As I
travel and speak, I often find myself challenging a notion that seems deeply rooted
in long-term care–an idea that, in its essence, is a barrier to deep culture
change. That notion is that people move to nursing homes because of
complex medical or nursing care needs.
My contention is that for
nearly every person who lives in your nursing home, I can find an identical
person still living at home. The
reason people move to nursing homes is primarily socioeconomic, not medical. If you have the resources–family or
financial–to receive care in your home or in more independent housing, you will
virtually always choose that option and stay where you are.

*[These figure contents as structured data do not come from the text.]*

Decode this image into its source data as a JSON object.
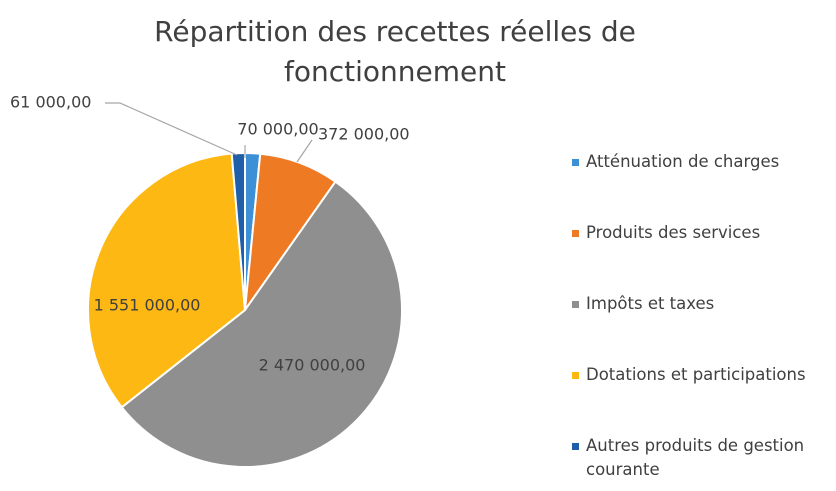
{
  "chart_data": {
    "type": "pie",
    "title": "Répartition des recettes réelles de fonctionnement",
    "categories": [
      "Atténuation de charges",
      "Produits des services",
      "Impôts et taxes",
      "Dotations et participations",
      "Autres produits de gestion courante"
    ],
    "values": [
      70000,
      372000,
      2470000,
      1551000,
      61000
    ],
    "value_labels": [
      "70 000,00",
      "372 000,00",
      "2 470 000,00",
      "1 551 000,00",
      "61 000,00"
    ],
    "colors": [
      "#3d8fd6",
      "#ef7a24",
      "#8f8f8f",
      "#fdb813",
      "#1f5ea8"
    ],
    "legend": "right"
  }
}
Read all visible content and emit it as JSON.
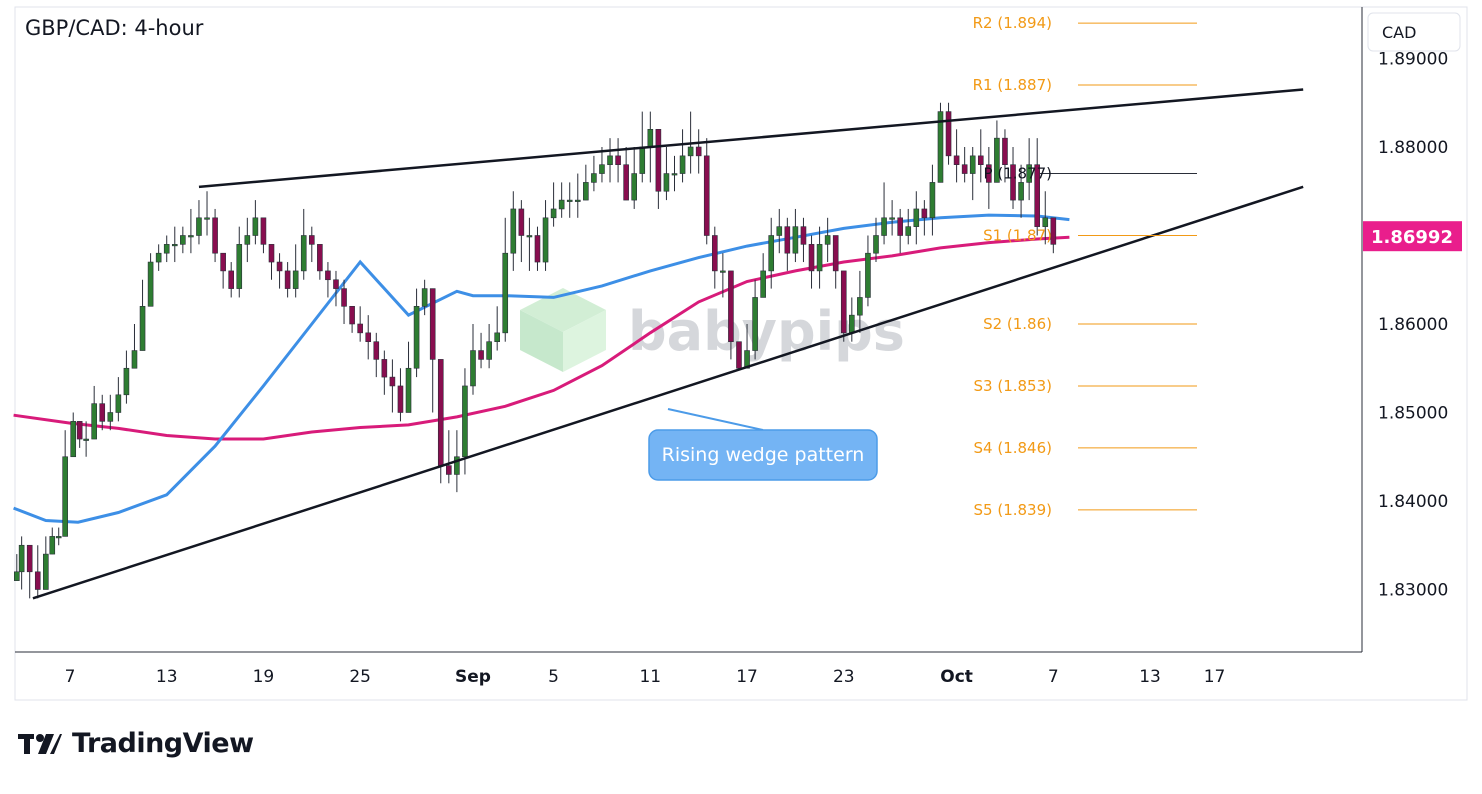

So here’s the rub with culture change:
We often cite the complexity of people’s care needs as an excuse to medicalize
their lives in nursing homes. This bleeds over into taking over day-to-day
decisions for the elders because of their “needs”. But the fact that many other
elders with similar needs who receive home care can remain in
charge of their lives puts the lie to this idea.
It
stands to reason that if people with complex care needs who have financial
and/or family resources can live a balanced life in their homes, then nursing
homes (who satisfy the shortfall in financial and family support) should be
entirely able to provide the same kind of life for their elders.
The
only real difference is that the
nursing home is a congregate setting for many people’s care. But that is not
an excuse to medicalize life for our elders. If anything, the pooling of
clincial resources in one place (as opposed to traveling home health workers)
should make it easier to provide treatment that does not interfere with life.
It is only our chosen system for providing that treatment that turns
things upside down.
This is not about diminishing
the role of doctors and nurses; it’s about having the doctors and nurses do
what they are trained to do, and elevating the role of the elders to drive the rest
of their lives, restoring the balance that has been lost.